Rapports pays
In einem von RFI (Radio Francais International) am Freitag, den 07.01., direkt übertragenem Interview gab Malu Malu als Begründung für die Verschiebung der Wahlen die nicht vorhandenen rechtlichen Rahmenbedingungen, sowie logistische und technische Probleme an. Als Reaktion auf diese Bekanntmachung gab es zunächst verbale Proteste der politischen Parteien und des Parlaments, die nicht vorab über die geplante Verschiebung der Wahlen informiert wurden.
Während des Wochenendes steigerte sich auch der Unmut der Bevölkerung über die Verschiebung, der gezielt durch Vertreter einiger politischer Parteien und der Zivilbevölkerung angeheizt wurde. So kam es am Montagmorgen zu einem ungenehmigten und unkontrollierten Protestmarsch von den stark bevölkerten Vorstädten Kinshasas in Richtung Innenstadt, wo die Übergangsregierung ihren Sitz hat. Da die Sicherheitskräfte Plünderungen und Angriffe auf die Regierungsgebäude befürchteten, wurden alle Zufahrtsstrassen sowie die Brücken in die Innenstadt abgesperrt. Die Polizei wurde dabei durch Spezialeinheiten der Präsidentengarde sowie regulären Soldaten unterstützt. Als der Demonstrationszug die Absperrungen erreichte, kam es dann zu gewalttätigen Auseinandersetzungen zwischen Demonstranten und Sicherheitskräften. Die Demonstranten zündeten Autos an und bewarfen Polizei und Soldaten mit Steinen. Einige Gebäude wurden geplündert, unter anderem ein Büro der Regierungspartei PPRD. Nach Augenzeugenberichten schossen daraufhin Soldaten der Präsidentengarde mit scharfer Munition direkt in die Menschenmenge. Die Angaben über die Opferzahlen variieren, während die Regierung offiziell nur 4 Todesfälle bestätigt hat, gehen unabhängige Beobachter von mindestens 12 Toten aus. Es wurden ca. 100 Menschen verletzt, zum Teil schwer. Im Verlauf des Tages machten sich Vertreter verschiedener politischer Partein für eine Einhaltung des ursprünglichen Wahltermins im Juni 2005 stark.
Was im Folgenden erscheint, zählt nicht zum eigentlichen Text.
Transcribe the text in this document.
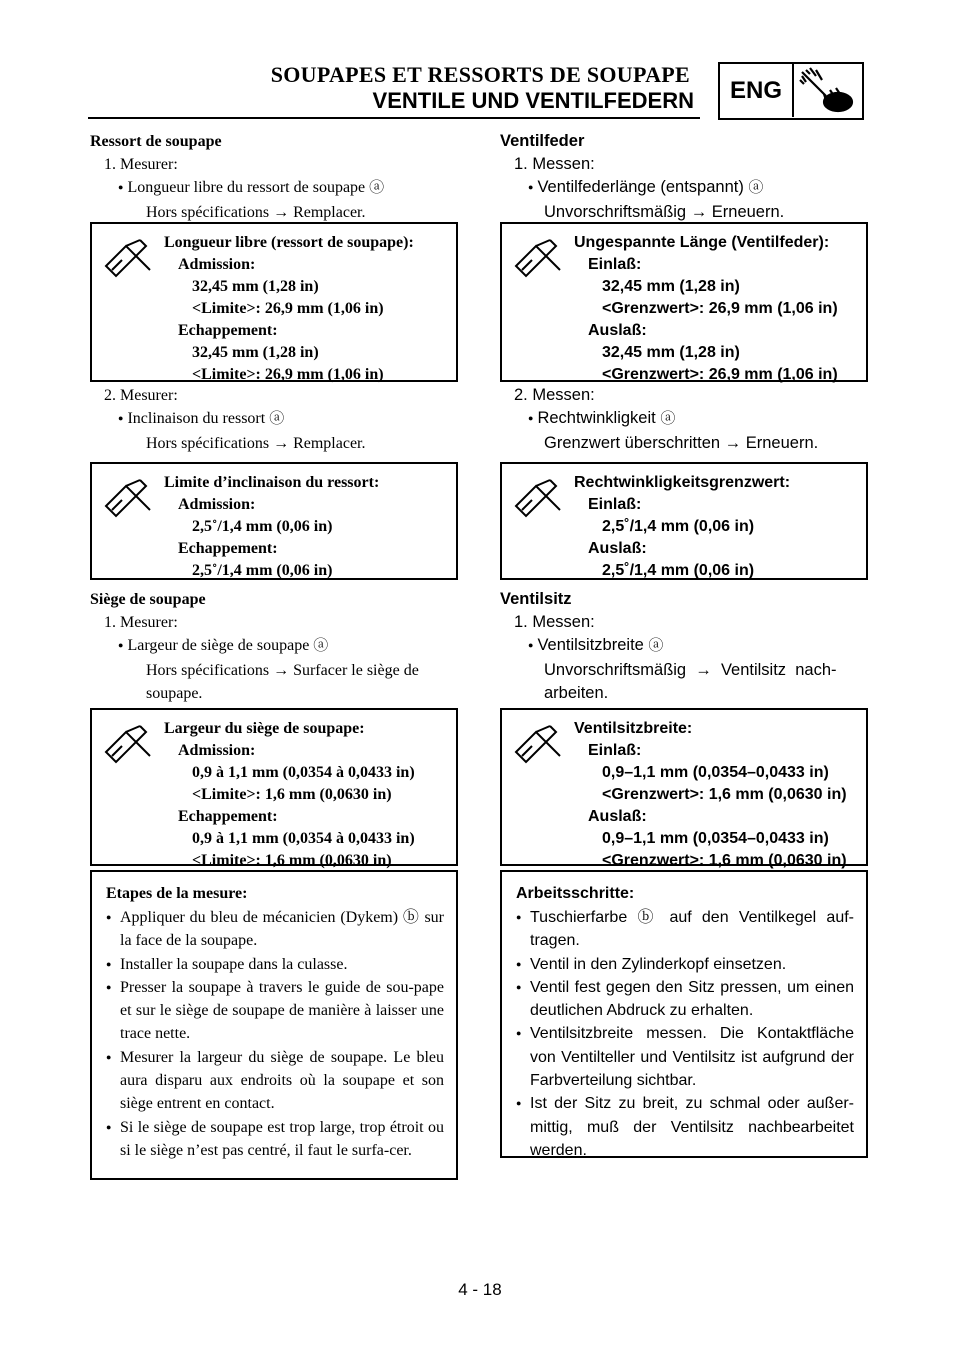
SOUPAPES ET RESSORTS DE SOUPAPE
VENTILE UND VENTILFEDERN	ENG
Ressort de soupape
1. Mesurer:
● Longueur libre du ressort de soupape ⓐ
Hors spécifications → Remplacer.
Longueur libre (ressort de soupape):
Admission:
32,45 mm (1,28 in)
<Limite>: 26,9 mm (1,06 in)
Echappement:
32,45 mm (1,28 in)
<Limite>: 26,9 mm (1,06 in)
2. Mesurer:
● Inclinaison du ressort ⓐ
Hors spécifications → Remplacer.
Limite d’inclinaison du ressort:
Admission:
2,5˚/1,4 mm (0,06 in)
Echappement:
2,5˚/1,4 mm (0,06 in)
Siège de soupape
1. Mesurer:
● Largeur de siège de soupape ⓐ
Hors spécifications → Surfacer le siège de
soupape.
Largeur du siège de soupape:
Admission:
0,9 à 1,1 mm (0,0354 à 0,0433 in)
<Limite>: 1,6 mm (0,0630 in)
Echappement:
0,9 à 1,1 mm (0,0354 à 0,0433 in)
<Limite>: 1,6 mm (0,0630 in)
Etapes de la mesure:
● Appliquer du bleu de mécanicien (Dykem) ⓑ sur la face de la soupape.
● Installer la soupape dans la culasse.
● Presser la soupape à travers le guide de sou-pape et sur le siège de soupape de manière à laisser une trace nette.
● Mesurer la largeur du siège de soupape. Le bleu aura disparu aux endroits où la soupape et son siège entrent en contact.
● Si le siège de soupape est trop large, trop étroit ou si le siège n’est pas centré, il faut le surfa-cer.
Ventilfeder
1. Messen:
● Ventilfederlänge (entspannt) ⓐ
Unvorschriftsmäßig → Erneuern.
Ungespannte Länge (Ventilfeder):
Einlaß:
32,45 mm (1,28 in)
<Grenzwert>: 26,9 mm (1,06 in)
Auslaß:
32,45 mm (1,28 in)
<Grenzwert>: 26,9 mm (1,06 in)
2. Messen:
● Rechtwinkligkeit ⓐ
Grenzwert überschritten → Erneuern.
Rechtwinkligkeitsgrenzwert:
Einlaß:
2,5˚/1,4 mm (0,06 in)
Auslaß:
2,5˚/1,4 mm (0,06 in)
Ventilsitz
1. Messen:
● Ventilsitzbreite ⓐ
Unvorschriftsmäßig  →  Ventilsitz  nach-
arbeiten.
Ventilsitzbreite:
Einlaß:
0,9–1,1 mm (0,0354–0,0433 in)
<Grenzwert>: 1,6 mm (0,0630 in)
Auslaß:
0,9–1,1 mm (0,0354–0,0433 in)
<Grenzwert>: 1,6 mm (0,0630 in)
Arbeitsschritte:
● Tuschierfarbe ⓑ auf den Ventilkegel auf-tragen.
● Ventil in den Zylinderkopf einsetzen.
● Ventil fest gegen den Sitz pressen, um einen deutlichen Abdruck zu erhalten.
● Ventilsitzbreite messen. Die Kontaktfläche von Ventilteller und Ventilsitz ist aufgrund der Farbverteilung sichtbar.
● Ist der Sitz zu breit, zu schmal oder außer-mittig, muß der Ventilsitz nachbearbeitet werden.
4 - 18
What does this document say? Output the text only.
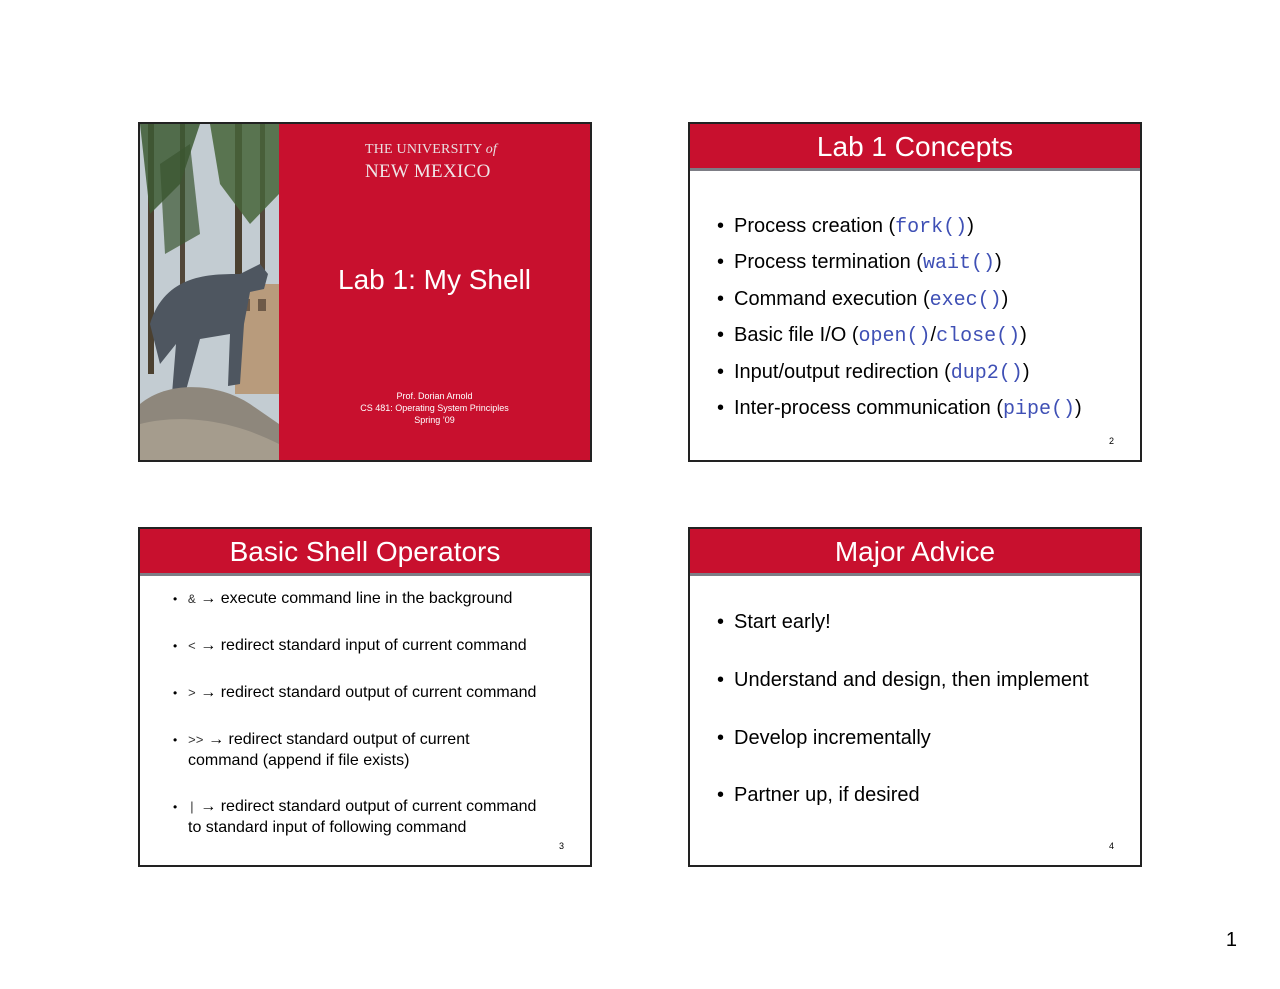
THE UNIVERSITY of
NEW MEXICO
Lab 1: My Shell
Prof. Dorian Arnold
CS 481: Operating System Principles
Spring ’09
Lab 1 Concepts
• Process creation (fork())
• Process termination (wait())
• Command execution (exec())
• Basic file I/O (open()/close())
• Input/output redirection (dup2())
• Inter-process communication (pipe())
2
Basic Shell Operators
• & → execute command line in the background
• < → redirect standard input of current command
• > → redirect standard output of current command
• >> → redirect standard output of current
command (append if file exists)
• | → redirect standard output of current command
to standard input of following command
3
Major Advice
• Start early!
• Understand and design, then implement
• Develop incrementally
• Partner up, if desired
4
1
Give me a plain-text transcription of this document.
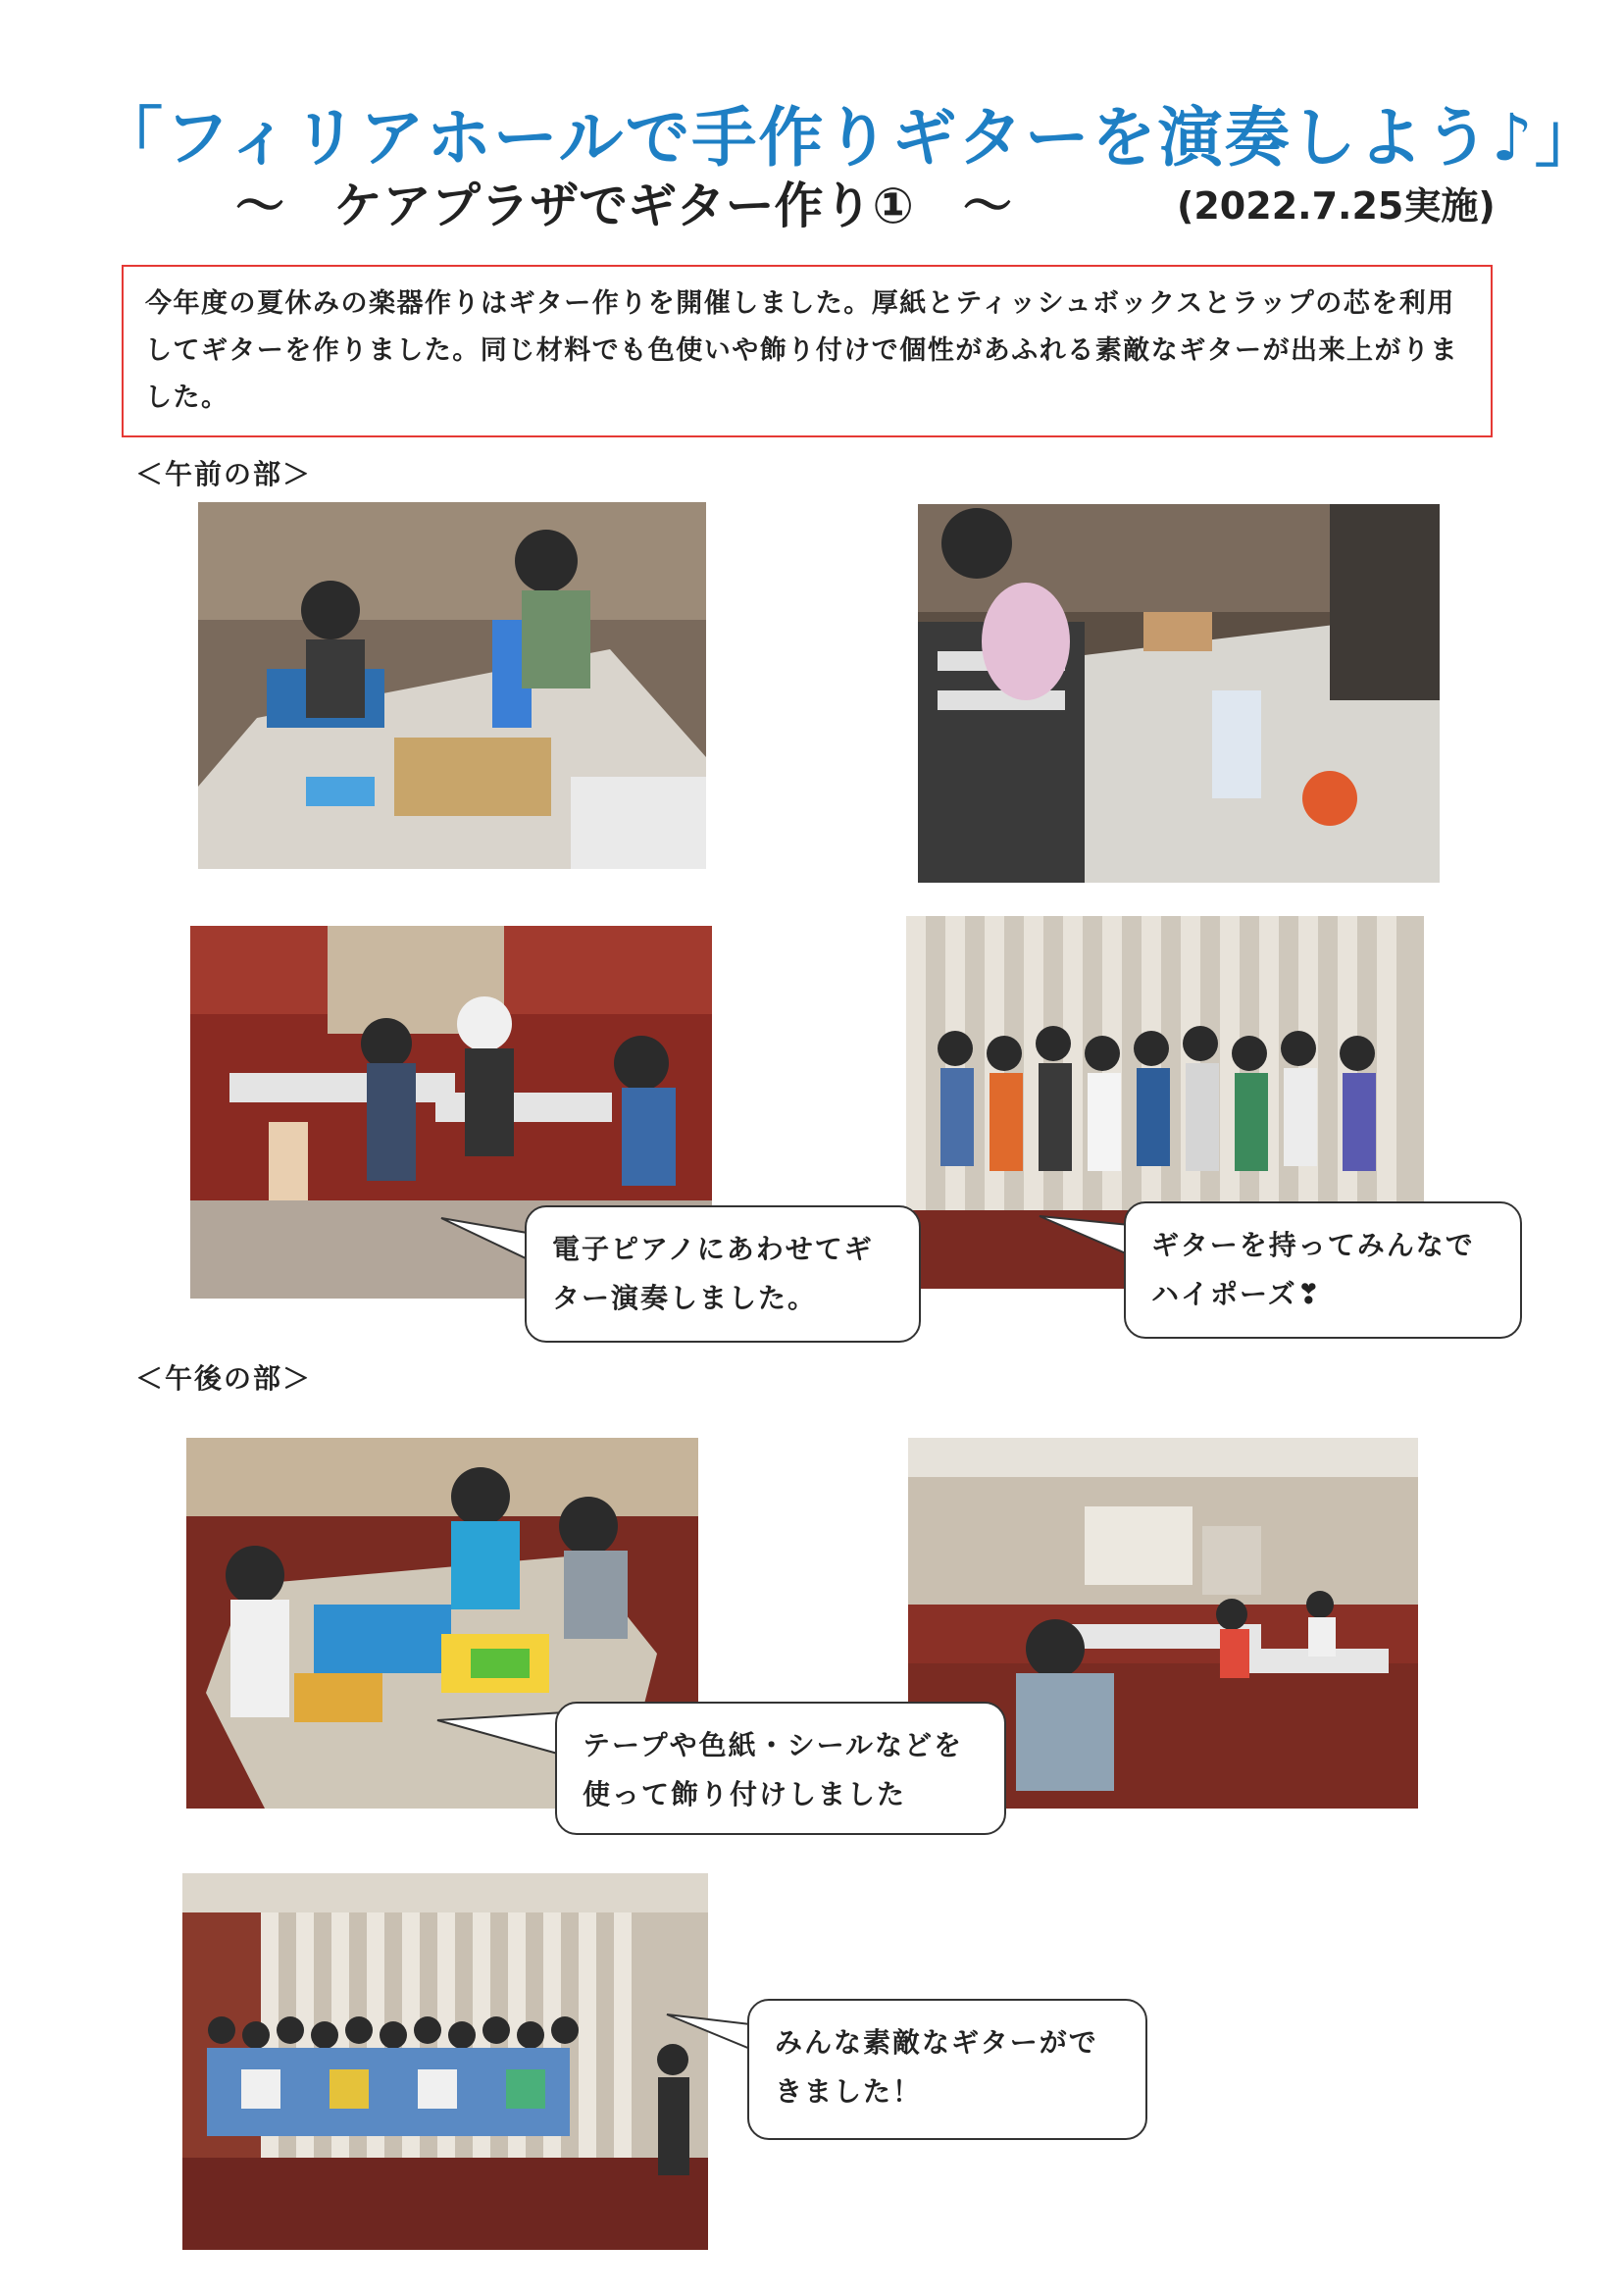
「フィリアホールで手作りギターを演奏しよう♪」
～　ケアプラザでギター作り①　～	(2022.7.25実施)
今年度の夏休みの楽器作りはギター作りを開催しました。厚紙とティッシュボックスとラップの芯を利用してギターを作りました。同じ材料でも色使いや飾り付けで個性があふれる素敵なギターが出来上がりました。
＜午前の部＞
電子ピアノにあわせてギター演奏しました。
ギターを持ってみんなでハイポーズ❣
＜午後の部＞
テープや色紙・シールなどを使って飾り付けしました
みんな素敵なギターができました！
Als Reaktion auf die Zwischenfälle von Montag ist heute in Kinshasa ein Pamphlet unbekannten Ursprungs aufgetaucht, das zu einem Generalstreik für morgen, Freitag den 14.01, aufruft. In der als „Ville Morte“ (tote Stadt) angekündigten Aktion, werden alle Bewohner aufgefordert, zu Hause zu bleiben und sich nicht auf der Strasse zu bewegen. Wer dagegen verstöße, würde als Verräter betrachtet und dementsprechend behandelt. Vor diesem Hintergrund ist auszugehen, dass das öffentliche Leben in Kinshasa morgen stillsteht.
Diese Zwischenfälle müssen, trotz ihrer augenscheinlichen Dramatik, nicht notwendigerweise ernsthafte politische Konsequenzen nach sich ziehen. Nüchtern betrachtet hatte die Unabhängige Wahlkommission gar keine andere Möglichkeit, als den Wahltermin zu verschieben. Die rechtlichen und logistischen Voraussetzungen für eine Durchführung der Wahlen in bereits sechs Monaten sind realistischerweise nicht gegeben. Die Verantwortung dafür kann man nicht alleine der Regierung unter Joseph Kabila geben, sondern der gesamten politischen Klasse, die im Parlament und Senat nicht rechtzeitig die notwendigen Gesetze verabschiedet hat. Auch die Unabhängige Wahlkommission setzt sich aus Vertretern aller großen politischen Parteien und der Zivilgesellschaft dar, so dass an sich alle maßgeblichen gesellschaftlichen Gruppierungen am Wahlprozess beteiligt sind.
Die große Gefahr ist die Erzeugung einer unrealistischen Erwartungshaltung bei der Bevölkerung, die von Vertretern der politischen Opposition (UDPS) auf die zeitgenaue Abhaltung des Wahltermins eingeschworen wird. Falls eine weitere Verschiebung des Wahltermins notwendig sein sollte, ist eine weitaus drastischere Reaktion von Teilen der Bevölkerung zu befürchten.
Zunächst bleibt zu hoffen, dass sich die Situation in den nächsten Tagen nicht zuspitzt und der an sich erfolgreiche Transitionsprozess wegen einer viermonatigen Verschiebung des Wahltermins nicht als solches gefährdet wird. Immerhin wartet der Kongo schon seit über 40 Jahren auf die Abhaltung von freien und geheimen Wahlen. Da sollten vier Monate mehr oder weniger nicht den gesamten Friedensprozess in Frage stellen.